Some observations / questions / clarifications based on reading this issue:
- "It maybe ok for some operations to have local side effects" - it would be great to clearly spell out what happens if DDS was created and modified in cancelled transaction. I assume attach op would not be undone, but all other ops would be removed.
- Please note that data store creation today includes initialization (i.e. initial "attach" snapshot may contain handles to other data stores / DDSs that were created inside of transaction). Given that data stores can be named (root), they can be visible after rollback, and their state might be in "broken" state. Andrei's work to move to aliasing should help here - we should plan on not supporting creation of named objects by completion of this feature, and aliasing op to be cancelled on rollback.
- I think with this feature it becomes even more important to disallow modifying data model from event callbacks/listeners (basically no reentrancy). It's great change either way.
- RE async APIs (you mentioned consensus data structures, I'd add aliasing here) - I believe we should convert all of them into fire-and-forget + events. This is required for proper support of offline scenarios, and I think it will make this flow simpler. You would still not be able to observe completion of these calls as they require ops on the wire
- In general, I'd say use of consensus data structures should not influence this design. I.e. whether we allow async flow for transactions or not is orthogonal to what we do in this space.
- Pausing inbound ops is a must, if we want to ship it any time soon :) We can consider relaxing it after that feature ships and there is need (and we can estimate amount of work and feasibility)

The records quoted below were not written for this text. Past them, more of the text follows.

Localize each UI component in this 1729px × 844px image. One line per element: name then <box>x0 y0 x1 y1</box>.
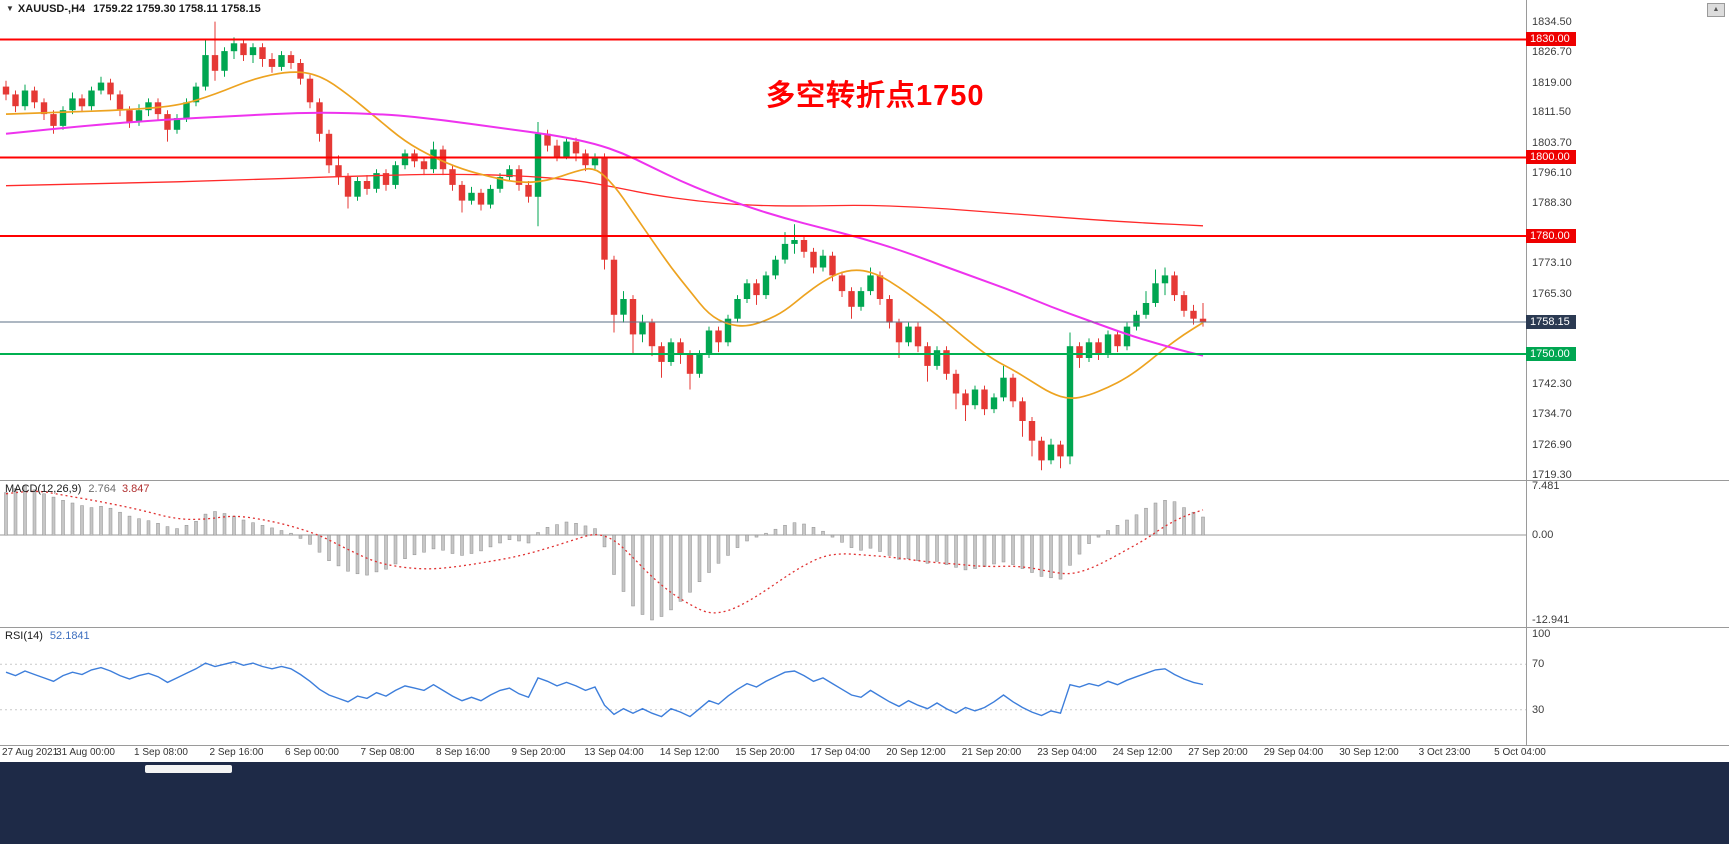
price-axis-label: 1719.30 <box>1532 468 1572 481</box>
time-axis-label: 30 Sep 12:00 <box>1339 747 1399 758</box>
time-axis-label: 2 Sep 16:00 <box>209 747 264 758</box>
price-axis-label: 1834.50 <box>1532 15 1572 28</box>
ma-mid-line <box>5 111 1204 357</box>
price-chart-canvas[interactable] <box>0 0 1729 760</box>
rsi-axis-label: 100 <box>1532 628 1551 640</box>
time-axis-label: 24 Sep 12:00 <box>1112 747 1173 758</box>
price-axis-label: 1742.30 <box>1532 378 1572 391</box>
price-axis-label: 1796.10 <box>1532 166 1572 179</box>
rsi-line <box>5 661 1204 718</box>
price-axis-label: 1819.00 <box>1532 76 1572 89</box>
time-axis-label: 8 Sep 16:00 <box>436 747 490 758</box>
rsi-value: 52.1841 <box>49 630 90 642</box>
macd-axis-label: 0.00 <box>1532 529 1554 542</box>
price-axis-label: 1734.70 <box>1532 408 1572 421</box>
macd-axis-label: 7.481 <box>1532 480 1560 492</box>
macd-main-value: 2.764 <box>88 483 116 495</box>
price-axis-label: 1765.30 <box>1532 287 1572 300</box>
rsi-axis-label: 30 <box>1532 703 1545 716</box>
panel-separators <box>0 0 1729 746</box>
time-axis-label: 27 Aug 2021 <box>2 747 59 758</box>
scroll-corner-button[interactable]: ▲ <box>1707 3 1725 17</box>
price-axis-badge: 1800.00 <box>1526 150 1576 165</box>
price-axis-label: 1826.70 <box>1532 46 1572 59</box>
price-axis-label: 1788.30 <box>1532 197 1572 210</box>
macd-signal-value: 3.847 <box>121 483 150 495</box>
time-axis-label: 17 Sep 04:00 <box>810 747 871 758</box>
symbol-period-label: XAUUSD-,H4 <box>17 3 86 15</box>
price-axis-badge: 1758.15 <box>1526 315 1576 329</box>
annotation-text: 多空转折点1750 <box>766 80 985 112</box>
macd-histogram <box>4 485 1205 621</box>
time-axis-label: 14 Sep 12:00 <box>659 747 720 758</box>
time-axis-label: 7 Sep 08:00 <box>360 747 415 758</box>
price-axis-label: 1773.10 <box>1532 257 1572 270</box>
horizontal-scrollbar-thumb[interactable] <box>145 765 232 773</box>
price-axis-badge: 1830.00 <box>1526 32 1576 47</box>
time-axis-label: 29 Sep 04:00 <box>1263 747 1324 758</box>
macd-indicator-label: MACD(12,26,9) 2.764 3.847 <box>5 483 149 495</box>
price-axis-label: 1811.50 <box>1532 106 1571 119</box>
time-axis-label: 13 Sep 04:00 <box>584 747 644 758</box>
price-axis-label: 1726.90 <box>1532 439 1572 451</box>
time-axis-label: 15 Sep 20:00 <box>735 747 795 758</box>
macd-name: MACD(12,26,9) <box>5 483 82 495</box>
time-axis: 27 Aug 2021 31 Aug 00:00 1 Sep 08:00 2 Sep … <box>0 747 1546 761</box>
macd-axis-label: -12.941 <box>1532 614 1570 627</box>
price-axis-badge: 1750.00 <box>1526 347 1576 362</box>
time-axis-label: 9 Sep 20:00 <box>511 747 566 758</box>
time-axis-label: 31 Aug 00:00 <box>56 747 115 758</box>
rsi-name: RSI(14) <box>5 630 43 642</box>
ohlc-values: 1759.22 1759.30 1758.11 1758.15 <box>93 3 261 15</box>
time-axis-label: 20 Sep 12:00 <box>886 747 946 758</box>
chart-header: ▼ XAUUSD-,H4 1759.22 1759.30 1758.11 1758.… <box>6 3 261 15</box>
price-axis-badge: 1780.00 <box>1526 229 1576 244</box>
price-axis: 1834.50 1826.70 1819.00 1811.50 1803.70 1796.… <box>1526 0 1729 760</box>
rsi-indicator-label: RSI(14) 52.1841 <box>5 630 90 642</box>
macd-signal-line <box>5 490 1204 614</box>
time-axis-label: 5 Oct 04:00 <box>1494 747 1546 758</box>
ma-fast-line <box>5 71 1204 399</box>
time-axis-label: 3 Oct 23:00 <box>1418 747 1471 758</box>
time-axis-label: 27 Sep 20:00 <box>1188 747 1248 758</box>
time-axis-label: 23 Sep 04:00 <box>1037 747 1097 758</box>
time-axis-label: 21 Sep 20:00 <box>961 747 1022 758</box>
symbol-marker-icon: ▼ <box>6 4 14 13</box>
bottom-bar <box>0 762 1729 844</box>
rsi-axis-label: 70 <box>1532 658 1545 671</box>
ma-slow-line <box>5 173 1204 227</box>
time-axis-label: 1 Sep 08:00 <box>134 747 188 758</box>
candles-layer <box>2 21 1207 471</box>
price-axis-label: 1803.70 <box>1532 136 1572 149</box>
rsi-levels <box>0 663 1526 711</box>
time-axis-label: 6 Sep 00:00 <box>285 747 339 758</box>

- Reverse order is a must in current system. That said, I believe this will not be the case in the future - we will have to implement more coarse change notifications, at the level of container (consider result of 3-way merge - the result of it is new document state, and it's impossible to disassemble it into individual atomic changes like we have today; and for perf reasons, under pressure, sooner or later we will have to coalesce ops into more granular updates, similar to how games skip frames if they are not catching up).